Malam itu, setelah panggilan telepon dari ibunya, Fajar duduk diam di depan jendela flat mereka. Jalanan Jabal Amman yang biasanya menenangkan, kini terasa asing. Suara azan dari kejauhan terdengar sayup, seolah menggema jauh ke dalam dadanya.
Danu duduk di sebelahnya tanpa banyak kata.
“Bro… kamu harus pulang kalau memang perlu,” bisik Danu pelan.
Fajar hanya menghela napas panjang. “Tapi Nu, tabungan kita pas-pasan. Uang hasil jualan saja baru cukup untuk bayar sewa flat bulan depan. Kalau aku pakai untuk tiket pulang, semua ini bisa berhenti…”
Diam sesaat. Fajar menunduk. Ada air mata yang jatuh di pipinya—air mata yang sudah lama ia tahan.
💡 Keesokan paginya, Layla datang ke flat mereka membawa sepiring kue bolu yang dia buat sendiri.
“Aku dengar kabar dari Danu… aku turut sedih, Mas Fajar,” katanya lembut.
Ia duduk di karpet sederhana mereka, menjaga jarak dengan sopan, dan melanjutkan:
“Mas, aku percaya rezeki itu nggak akan tertukar. Kalau harus pulang, pulanglah. Semua bisa diatur nanti. Kalau perlu, aku bantu urus stand di bazar berikutnya.”
Kata-kata Layla sederhana, tapi terasa tulus.
🌿 Sore harinya, Hanin pun menyempatkan diri menemui Fajar di tangga flat.
Dalam bahasa Arabnya yang lembut ia berkata:
“Aku kehilangan suami dalam perang Suriah. Saat itu aku tidak bisa pulang… aku tahu betapa rasanya tidak bisa menemani keluarga di saat-saat terakhir. Kalau kau punya kesempatan, pulanglah, Fajar… pulanglah.”
Hanin meninggalkan Fajar yang semakin bimbang tapi mulai merasa hatinya condong pada satu keputusan.
🌇 Dan saat senja tiba, pintu flat mereka diketuk perlahan.
Ternyata Pak Kamil datang, ditemani Pak Yudis dan istrinya Samiya. Kali ini mereka tidak hanya bertiga melainkan nampak hadir seseorang yang asing bagi Fajar, penampilannya bersahaja dengan perawakan tinggi sedang, ia adalah Pak Randito yang merupakan partner representatif dari salah satu perusahaan maskapai di Jordan, JAV Jordan Aviation.
Wajah beliau penuh keteduhan. Tanpa basa-basi panjang, ia berkata dengan suara rendah tapi penuh wibawa:
“Fajar… saya mendengar ceritamu dari Layla. Saya juga seorang ayah. Saya tahu… ini saatmu pulang. Jangan pikirkan ongkosnya. Saya sudah siapkan tiket untukmu. Anggap saja ini hadiah kecil dari Kakak untuk adik-adik yang sedang berjuang di tanah orang.
“Kebetulan Pesawat milik perusahaan kami akan terbang perdana ke Jakarta besok. Insya Allah ini rezeki kamu Fajar, dan berkah untuk Jordan Aviation”
Fajar tercekat. Matanya berkaca-kaca. Danu yang berdiri di sampingnya juga menahan haru.
“Pak… saya… tidak tahu harus bilang apa…,” ucap Fajar terbata.
Pak Randito menepuk bahunya dengan senyum bijak,
“Tidak perlu bilang apa-apa, Dik. Pulanglah, temui ayahmu. Kami semua di sini akan menjaga usaha kecilmu. Layla, Danu, bahkan Hanin… mereka semua siap mendukung. dan tolong do’akan kami”

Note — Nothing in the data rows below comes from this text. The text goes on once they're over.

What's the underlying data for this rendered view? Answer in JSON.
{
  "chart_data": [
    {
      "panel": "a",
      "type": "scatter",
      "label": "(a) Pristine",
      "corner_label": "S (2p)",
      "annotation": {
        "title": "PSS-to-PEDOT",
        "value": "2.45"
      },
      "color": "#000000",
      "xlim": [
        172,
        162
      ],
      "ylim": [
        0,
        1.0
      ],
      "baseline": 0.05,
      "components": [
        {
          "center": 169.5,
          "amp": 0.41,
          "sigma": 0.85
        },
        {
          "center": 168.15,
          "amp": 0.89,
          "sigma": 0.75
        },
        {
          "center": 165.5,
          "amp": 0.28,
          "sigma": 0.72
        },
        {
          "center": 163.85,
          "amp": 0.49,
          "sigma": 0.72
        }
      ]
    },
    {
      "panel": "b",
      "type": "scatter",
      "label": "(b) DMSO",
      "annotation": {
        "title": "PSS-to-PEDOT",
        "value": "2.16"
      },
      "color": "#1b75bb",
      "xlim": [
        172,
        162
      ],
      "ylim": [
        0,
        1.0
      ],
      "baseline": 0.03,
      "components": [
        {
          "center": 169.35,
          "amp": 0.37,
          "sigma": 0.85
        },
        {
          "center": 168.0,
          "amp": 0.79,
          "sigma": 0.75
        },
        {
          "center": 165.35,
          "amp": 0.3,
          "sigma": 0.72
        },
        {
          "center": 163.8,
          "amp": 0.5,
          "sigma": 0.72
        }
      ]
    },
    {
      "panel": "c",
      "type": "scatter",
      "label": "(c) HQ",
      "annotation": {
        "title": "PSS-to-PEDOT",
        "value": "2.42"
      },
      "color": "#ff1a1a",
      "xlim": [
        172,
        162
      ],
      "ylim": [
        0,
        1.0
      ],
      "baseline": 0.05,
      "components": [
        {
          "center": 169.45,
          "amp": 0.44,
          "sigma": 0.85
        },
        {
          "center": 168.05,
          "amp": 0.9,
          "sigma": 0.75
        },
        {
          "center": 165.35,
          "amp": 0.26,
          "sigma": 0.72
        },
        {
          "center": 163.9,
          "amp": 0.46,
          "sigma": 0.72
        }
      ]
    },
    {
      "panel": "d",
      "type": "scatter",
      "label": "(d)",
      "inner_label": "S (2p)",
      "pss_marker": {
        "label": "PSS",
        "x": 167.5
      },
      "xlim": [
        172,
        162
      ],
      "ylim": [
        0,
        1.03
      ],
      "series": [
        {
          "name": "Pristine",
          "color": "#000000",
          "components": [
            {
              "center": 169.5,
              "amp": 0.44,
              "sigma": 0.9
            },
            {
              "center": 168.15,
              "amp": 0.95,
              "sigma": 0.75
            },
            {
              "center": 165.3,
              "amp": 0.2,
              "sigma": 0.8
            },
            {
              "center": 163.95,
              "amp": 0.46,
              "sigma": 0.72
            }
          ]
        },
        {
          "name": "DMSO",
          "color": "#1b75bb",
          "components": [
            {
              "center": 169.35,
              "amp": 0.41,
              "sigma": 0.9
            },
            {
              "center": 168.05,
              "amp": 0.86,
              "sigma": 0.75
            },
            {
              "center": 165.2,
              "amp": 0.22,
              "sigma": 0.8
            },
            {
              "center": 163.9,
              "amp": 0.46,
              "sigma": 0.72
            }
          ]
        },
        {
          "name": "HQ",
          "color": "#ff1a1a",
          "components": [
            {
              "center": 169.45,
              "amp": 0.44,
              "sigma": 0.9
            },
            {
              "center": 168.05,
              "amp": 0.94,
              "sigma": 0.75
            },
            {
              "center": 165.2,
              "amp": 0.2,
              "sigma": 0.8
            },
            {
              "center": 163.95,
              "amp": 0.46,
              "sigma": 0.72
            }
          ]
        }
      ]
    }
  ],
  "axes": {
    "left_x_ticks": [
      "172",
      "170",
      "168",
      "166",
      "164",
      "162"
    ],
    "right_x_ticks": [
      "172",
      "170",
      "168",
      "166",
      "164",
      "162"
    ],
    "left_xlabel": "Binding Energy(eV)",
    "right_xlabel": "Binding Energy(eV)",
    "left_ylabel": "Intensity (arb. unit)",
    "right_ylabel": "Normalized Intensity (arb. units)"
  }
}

🌌 Malam itu, sebelum tidur, Fajar berdoa panjang.
Doa yang mungkin lebih panjang dari biasanya. Ia tidak lagi berdoa sekadar meminta kemudahan, tapi juga berterima kasih: karena di negeri rantau ini, ia tidak benar-benar sendirian.
Langit Amman tetap kelabu, tetapi di hatinya ada cahaya yang terang. Cahaya dari keikhlasan, dukungan orang-orang baik, dan persahabatan yang tumbuh dalam ketulusan.
Besok pagi ia akan terbang pulang. Meski sebentar, ia akan menemani ayahnya, sang guru pertama yang mengenalkannya pada dunia ini.